The Minnesota Department of Health’s (MDH) Opioid Prevention Pilot Project, launched in 2017 with $1 million in state funding, has seen success in reducing patient pill use while increasing both the numbers of Minnesotans getting treatment and the rural providers able to provide that care. Now Gov. Tim Walz wants to add 20 communities to the eight-community program and expand the telemedicine service to allow more participation.
“The early success and proven track record of these pilot projects is encouraging,” Minnesota Health Commissioner Jan Malcolm said in a recent news release. “By scaling up the effort, we hope to bring the positive impact to many more communities across the state.”
Here’s more about the network…
In Minnesota, the hub of this hub-and-spoke telemedicine network is CHI St. Gabriel’s Family Medical Center in Little Falls. Officials there say the program has helped the clinic reduce patient pill use by 724,000 pills per year, tapered about 670 patients off of controlled substance prescriptions and now provides about 90 patients medication-assisted treatment.
Based on the success of the clinic’s three-year program, state officials created the eight-member Project ECHO pilot in 2017. It consists of the Alexandria Clinic at Douglas County Hospital, Carris Health Redwood Falls Clinic, Chippewa County Montevideo Hospital, Fairview Mesaba Clinics in Hibbing, FirstLight Health System in Mora, Lake Region Healthcare in Fergus Falls, the Mille Lacs Band of Ojibwe and Riverwood Healthcare Center of Aitkin/McGregor.

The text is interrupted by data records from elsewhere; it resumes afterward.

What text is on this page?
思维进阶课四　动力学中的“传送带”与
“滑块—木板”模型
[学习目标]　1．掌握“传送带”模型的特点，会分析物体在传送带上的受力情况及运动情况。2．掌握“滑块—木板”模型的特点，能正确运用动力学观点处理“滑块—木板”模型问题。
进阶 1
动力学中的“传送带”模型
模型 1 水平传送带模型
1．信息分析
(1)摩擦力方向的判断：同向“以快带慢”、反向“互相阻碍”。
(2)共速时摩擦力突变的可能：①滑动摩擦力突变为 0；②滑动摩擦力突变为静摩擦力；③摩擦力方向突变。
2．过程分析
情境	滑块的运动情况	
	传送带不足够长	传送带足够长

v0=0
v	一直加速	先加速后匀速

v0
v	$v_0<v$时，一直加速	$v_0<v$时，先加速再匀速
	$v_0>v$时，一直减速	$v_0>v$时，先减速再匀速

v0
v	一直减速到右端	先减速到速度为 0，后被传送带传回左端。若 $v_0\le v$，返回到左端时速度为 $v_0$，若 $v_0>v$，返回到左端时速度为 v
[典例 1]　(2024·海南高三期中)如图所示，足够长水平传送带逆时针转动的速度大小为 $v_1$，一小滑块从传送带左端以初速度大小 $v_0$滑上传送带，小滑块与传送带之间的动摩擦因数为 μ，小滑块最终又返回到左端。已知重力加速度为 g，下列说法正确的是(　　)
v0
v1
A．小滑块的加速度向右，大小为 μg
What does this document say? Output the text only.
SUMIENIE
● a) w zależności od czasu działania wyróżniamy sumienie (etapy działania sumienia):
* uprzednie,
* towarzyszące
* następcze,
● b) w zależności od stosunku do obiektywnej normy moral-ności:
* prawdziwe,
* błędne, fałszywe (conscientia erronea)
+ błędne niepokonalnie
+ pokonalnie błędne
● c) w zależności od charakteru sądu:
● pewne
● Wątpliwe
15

Through the online platform, each participating community convenes teams of pharmacists, physicians, social workers, nurse care coordinators, mental health professionals and others. They review strategies used by CHI St. Gabriel’s, including reducing the inappropriate use of opioids through care coordination, addressing unmet social service needs, education and assistance for providers, proper opioid disposal and engaging resources outside the health system.
Based on six months of data, the program has helped those communities cut patient pill use by nearly 765,000 pills per year, while getting 147 patients needed care and adding 21 care providers to the ranks of those qualified to give MAT (medication-assisted treatment) therapy.